Quarter of Parents Don't Think They Influence Children

When it comes to teenage substance abuse parents are often the first line of defense. How parents treat the issue can determine how their children perceive the dangers of experimenting with drugs and alcohol. However, about a quarter of parents do not believe they can have an influence on their children’s use of alcohol and drugs, according to a new government report.

In the last year, nine percent of parents said that they did not discuss the dangers of substance abuse with their teenage children. The Substance Abuse and Mental Health Services Administration (SAMHSA) found 68 percent of parents who failed to speak to their children about substance use believed they would influence whether their children used drugs if they had spoken to them.

“Any time is a good time to talk to your kids when you have a chance,” said Peter Delany, Director of the Center for Behavioral Health Statistics and Quality at SAMHSA, reported to USA Today. “But if you haven’t started talking to your kids, before school gets out is an especially good time.
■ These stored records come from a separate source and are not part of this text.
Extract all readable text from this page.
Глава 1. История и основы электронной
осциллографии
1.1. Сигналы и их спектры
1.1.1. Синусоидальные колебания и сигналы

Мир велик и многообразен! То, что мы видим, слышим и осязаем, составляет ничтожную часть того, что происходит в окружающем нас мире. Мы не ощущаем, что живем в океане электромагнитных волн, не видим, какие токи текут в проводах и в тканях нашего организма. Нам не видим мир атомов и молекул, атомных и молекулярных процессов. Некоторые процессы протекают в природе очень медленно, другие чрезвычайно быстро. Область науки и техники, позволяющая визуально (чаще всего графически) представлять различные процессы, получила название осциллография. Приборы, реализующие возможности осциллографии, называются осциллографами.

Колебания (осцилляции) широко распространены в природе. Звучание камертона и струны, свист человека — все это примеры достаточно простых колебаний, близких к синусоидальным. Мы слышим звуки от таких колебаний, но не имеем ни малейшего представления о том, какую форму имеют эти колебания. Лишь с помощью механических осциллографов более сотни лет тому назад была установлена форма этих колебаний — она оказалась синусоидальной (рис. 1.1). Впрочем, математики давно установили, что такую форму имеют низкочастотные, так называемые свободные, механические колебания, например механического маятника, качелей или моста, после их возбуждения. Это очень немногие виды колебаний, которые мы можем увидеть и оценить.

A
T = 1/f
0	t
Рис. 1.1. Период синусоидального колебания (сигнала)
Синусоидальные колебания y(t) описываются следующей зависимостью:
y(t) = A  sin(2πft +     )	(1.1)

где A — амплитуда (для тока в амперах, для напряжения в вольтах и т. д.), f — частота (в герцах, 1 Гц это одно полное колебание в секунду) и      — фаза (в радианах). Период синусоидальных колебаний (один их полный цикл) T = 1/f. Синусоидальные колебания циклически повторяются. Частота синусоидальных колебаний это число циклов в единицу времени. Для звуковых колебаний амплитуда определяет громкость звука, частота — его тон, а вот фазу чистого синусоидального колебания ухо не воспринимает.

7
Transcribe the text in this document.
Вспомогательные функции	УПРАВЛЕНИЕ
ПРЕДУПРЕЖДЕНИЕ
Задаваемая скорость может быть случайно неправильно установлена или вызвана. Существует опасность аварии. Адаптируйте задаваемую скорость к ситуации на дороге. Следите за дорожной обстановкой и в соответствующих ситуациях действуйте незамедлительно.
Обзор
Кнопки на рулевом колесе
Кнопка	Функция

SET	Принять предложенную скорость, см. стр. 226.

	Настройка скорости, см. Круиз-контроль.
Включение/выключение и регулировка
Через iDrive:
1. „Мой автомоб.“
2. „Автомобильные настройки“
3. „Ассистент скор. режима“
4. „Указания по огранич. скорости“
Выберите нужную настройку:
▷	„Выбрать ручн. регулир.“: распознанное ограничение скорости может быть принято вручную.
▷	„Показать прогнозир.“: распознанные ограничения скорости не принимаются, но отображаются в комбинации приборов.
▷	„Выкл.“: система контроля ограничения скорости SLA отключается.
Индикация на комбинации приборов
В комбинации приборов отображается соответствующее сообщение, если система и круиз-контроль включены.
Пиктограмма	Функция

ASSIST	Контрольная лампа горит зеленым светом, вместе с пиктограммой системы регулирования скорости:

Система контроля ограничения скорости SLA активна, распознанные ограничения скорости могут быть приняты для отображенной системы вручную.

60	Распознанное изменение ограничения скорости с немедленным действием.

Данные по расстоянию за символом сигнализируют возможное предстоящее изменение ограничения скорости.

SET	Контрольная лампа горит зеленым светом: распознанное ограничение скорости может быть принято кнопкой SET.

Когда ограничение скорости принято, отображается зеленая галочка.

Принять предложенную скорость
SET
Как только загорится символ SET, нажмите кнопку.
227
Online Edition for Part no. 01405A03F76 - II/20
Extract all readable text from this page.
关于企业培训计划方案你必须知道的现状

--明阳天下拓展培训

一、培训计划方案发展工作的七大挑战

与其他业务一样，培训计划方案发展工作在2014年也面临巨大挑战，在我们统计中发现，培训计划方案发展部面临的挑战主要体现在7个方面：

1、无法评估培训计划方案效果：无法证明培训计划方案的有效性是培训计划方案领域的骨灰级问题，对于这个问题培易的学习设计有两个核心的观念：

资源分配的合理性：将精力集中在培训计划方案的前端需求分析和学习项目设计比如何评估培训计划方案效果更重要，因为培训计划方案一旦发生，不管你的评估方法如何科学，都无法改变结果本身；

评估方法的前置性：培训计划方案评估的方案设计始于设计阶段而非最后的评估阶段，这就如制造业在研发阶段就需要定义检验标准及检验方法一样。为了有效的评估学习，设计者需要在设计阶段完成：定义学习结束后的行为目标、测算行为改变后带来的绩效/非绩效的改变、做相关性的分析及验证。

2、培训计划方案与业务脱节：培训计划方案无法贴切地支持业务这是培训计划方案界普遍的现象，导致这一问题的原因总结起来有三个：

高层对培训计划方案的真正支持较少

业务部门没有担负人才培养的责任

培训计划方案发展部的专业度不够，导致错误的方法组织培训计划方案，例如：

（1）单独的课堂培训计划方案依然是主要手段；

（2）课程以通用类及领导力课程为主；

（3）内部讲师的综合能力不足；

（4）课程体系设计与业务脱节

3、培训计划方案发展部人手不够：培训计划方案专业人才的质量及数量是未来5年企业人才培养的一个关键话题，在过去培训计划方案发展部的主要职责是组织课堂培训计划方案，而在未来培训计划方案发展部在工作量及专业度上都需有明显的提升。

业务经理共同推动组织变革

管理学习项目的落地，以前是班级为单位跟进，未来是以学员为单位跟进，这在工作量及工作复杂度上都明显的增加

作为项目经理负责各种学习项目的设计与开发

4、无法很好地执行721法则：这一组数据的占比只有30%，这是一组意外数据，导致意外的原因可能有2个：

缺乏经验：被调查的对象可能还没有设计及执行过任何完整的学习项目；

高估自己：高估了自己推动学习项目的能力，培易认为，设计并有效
In the summer months, especially around holiday weekends, kids are more likely to get involved with substances.”

Delany points out that teens may be more able to obtain substances when they are not in school.
National surveys have shown that teens that think their parents would be against the use of substances are less likely than their peers to experiment with them, according to Delany.

“Surveys of teens repeatedly show that parents can make an enormous difference in influencing their children’s perceptions of tobacco, alcohol, or illicit drug use,” SAMHSA Administrator Pamela S. Hyde said in a news release. “Although most parents are talking with their teens about the risks of tobacco, alcohol, and other drugs, far too many are missing the vital opportunity these conversations provide in influencing their children’s health and well-being. Parents need to initiate age-appropriate conversations about these issues with their children at all stages of their development in order to help ensure that their children make the right decisions.”